Lewis Trondheim fait mousser son « Shampooing » chez -Delcourt, Hervé Richez -regarde Bamboo en « Grand angle », Barbara Canepa « Métamorphose » Soleil... Nombreux sont les auteurs qui, tout en conservant leur activité, ont rejoint un éditeur en tant que directeur de collection, imposant un style et une galaxie de créateurs. «  J'avais observé que de nombreuses collections chez Delcourt existaient depuis longtemps, et il était important pour moi de construire une relation sur le long terme  », explique James, qui a lancé « Pataquès » à la rentrée dernière chez Delcourt. Il s'attaque au genre humour, dans la lignée de   la revue numérique Mauvais Esprit qu'il animait. «  Mon côté militant me pousse à faire vivre cette BD issue du comic strip et du dessin de presse, même si c'est un genre difficile à vendre. Guy Delcourt et moi nous sommes mis d'accord sur le nécessaire apport d'un regard sur la société dans les livres de Pataquès.  »
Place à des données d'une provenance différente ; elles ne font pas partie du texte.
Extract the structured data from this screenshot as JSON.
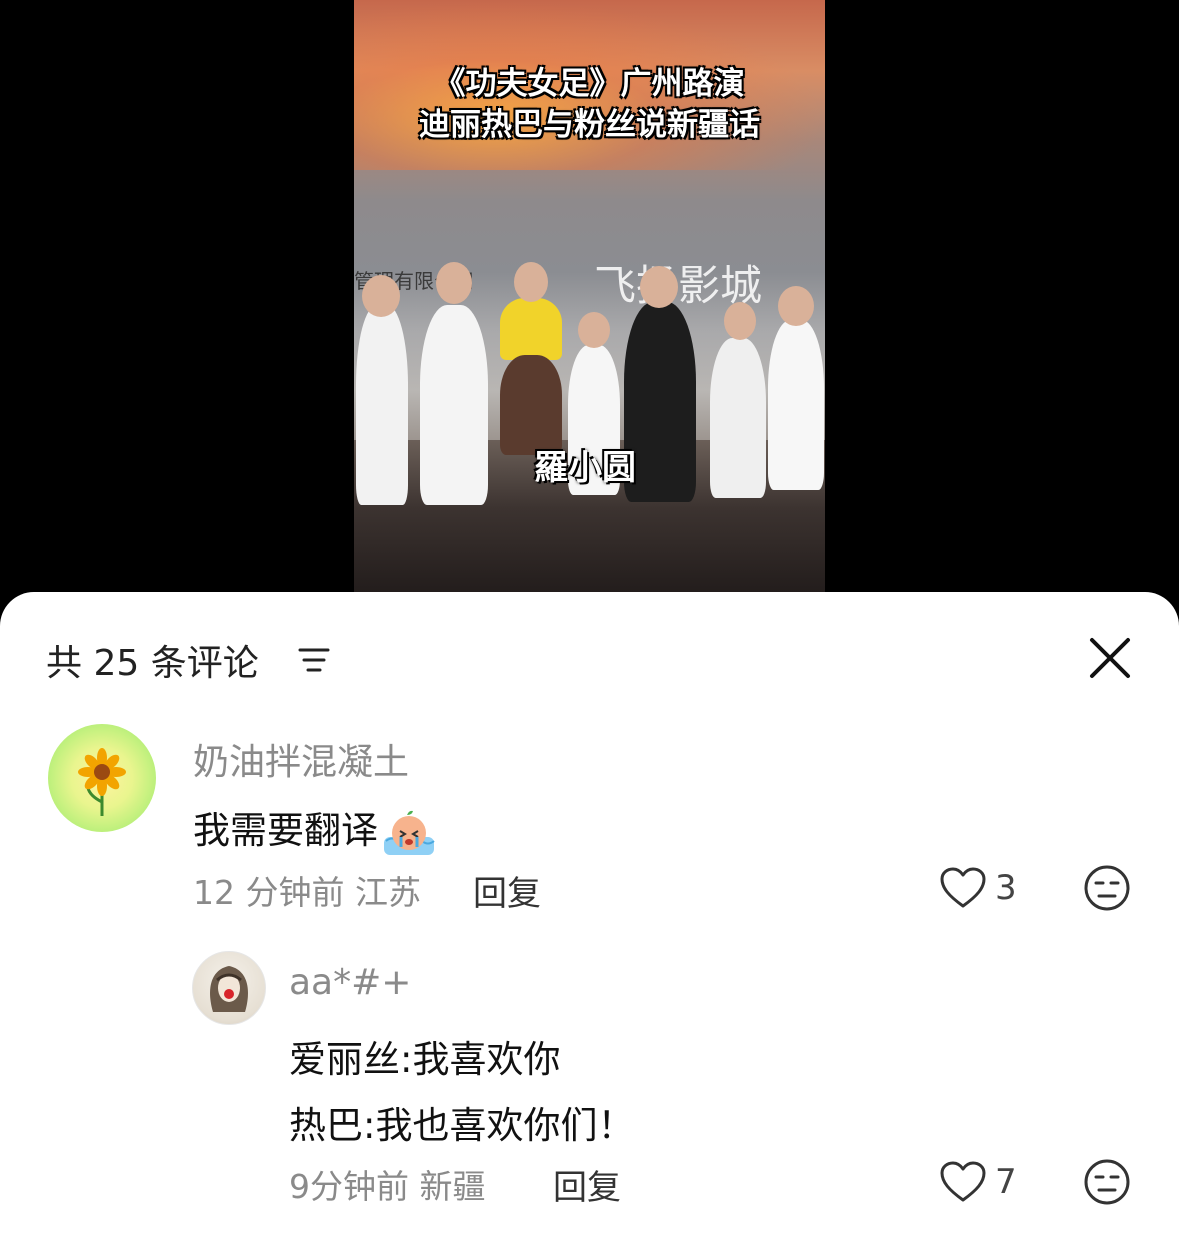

Christophe Arleston- Photo DR

« C'est chronophage »

Le mouvement qui a fait naître « Pataquès » est représentatif : la rencontre d'un éditeur à la recherche de nouveaux horizons et d'un auteur prêt à donner une couleur à une ligne -d'albums. «  Mais il faut prendre garde à ne pas faire de bande dessinée par procuration  », prévient Fred Blanchard, qui dirige Série B chez Delcourt depuis 1995 - label qui tend d'ailleurs à s'éclipser au profit de projets sans logo identifiant ou de séries concepts telles que Jour J, ou L'homme de l'année. « J'ai toujours aimé la position de directeur artistique, au carrefour de différents -métiers, de la constitution d'une équipe d'auteurs jusqu'aux discussions avec les représentants. Avec un rôle de conseiller au fil de la création », note Fred Blanchard. Mais cela laisse-t-il du temps pour écrire et dessiner ? « C'est plus chronophage que je ne le pensais, avoue James. Faire le chasseur de têtes, suivre les projets et affronter la partie commerciale occupe énormément. » Et ce, en étant rémunéré en droits d'auteur, sur les ventes. «  Je ne fais pas ça pour l'argent : je reste auteur !  », coupe James. Max de Radiguès, lui, sera salarié un jour par semaine pour préparer la future collection young adult de Sarbacane. Un cas rare.

Christophe Arleston- Photo DR

« Le plus beau contrat standard du marché »

Pour Drakoo, Christophe Arleston sera aux droits d'auteur. Mais il a aussi des parts dans ce nouveau label détenu en majorité par Bamboo. Avec la fin de Lanfeust Mag, le créateur de l'univers Troy retrouve du temps pour mener des projets à taille humaine. «  Je suis assez nostalgique du Soleil d'avant 2008, qui n'était pas encore trop gros, glisse-t-il. Je retrouve ça chez Bamboo. Et son patron, Olivier Sulpice, dont on m'a toujours vanté le côté réglo, me laisse les mains libres et me donne du temps. C'est primordial.  » La relation de confiance avec le patron, encore une fois. Elle se joue aussi entre directeur de collection et auteur. «  Avoir signé plus de 200 albums, dont des mauvais, me permet de justifier mes remarques aux auteurs  », sourit Christophe Arleston, qui revendique une casquette de « script doctor » prêt à réécrire des séquences. Au contraire Fred Blanchard laisse, après discussion, la décision finale aux auteurs sur le contenu. «  Mais je sais d'expérience que s'ils n'écoutent pas mes suggestions, on ne fera pas un long chemin ensemble.  »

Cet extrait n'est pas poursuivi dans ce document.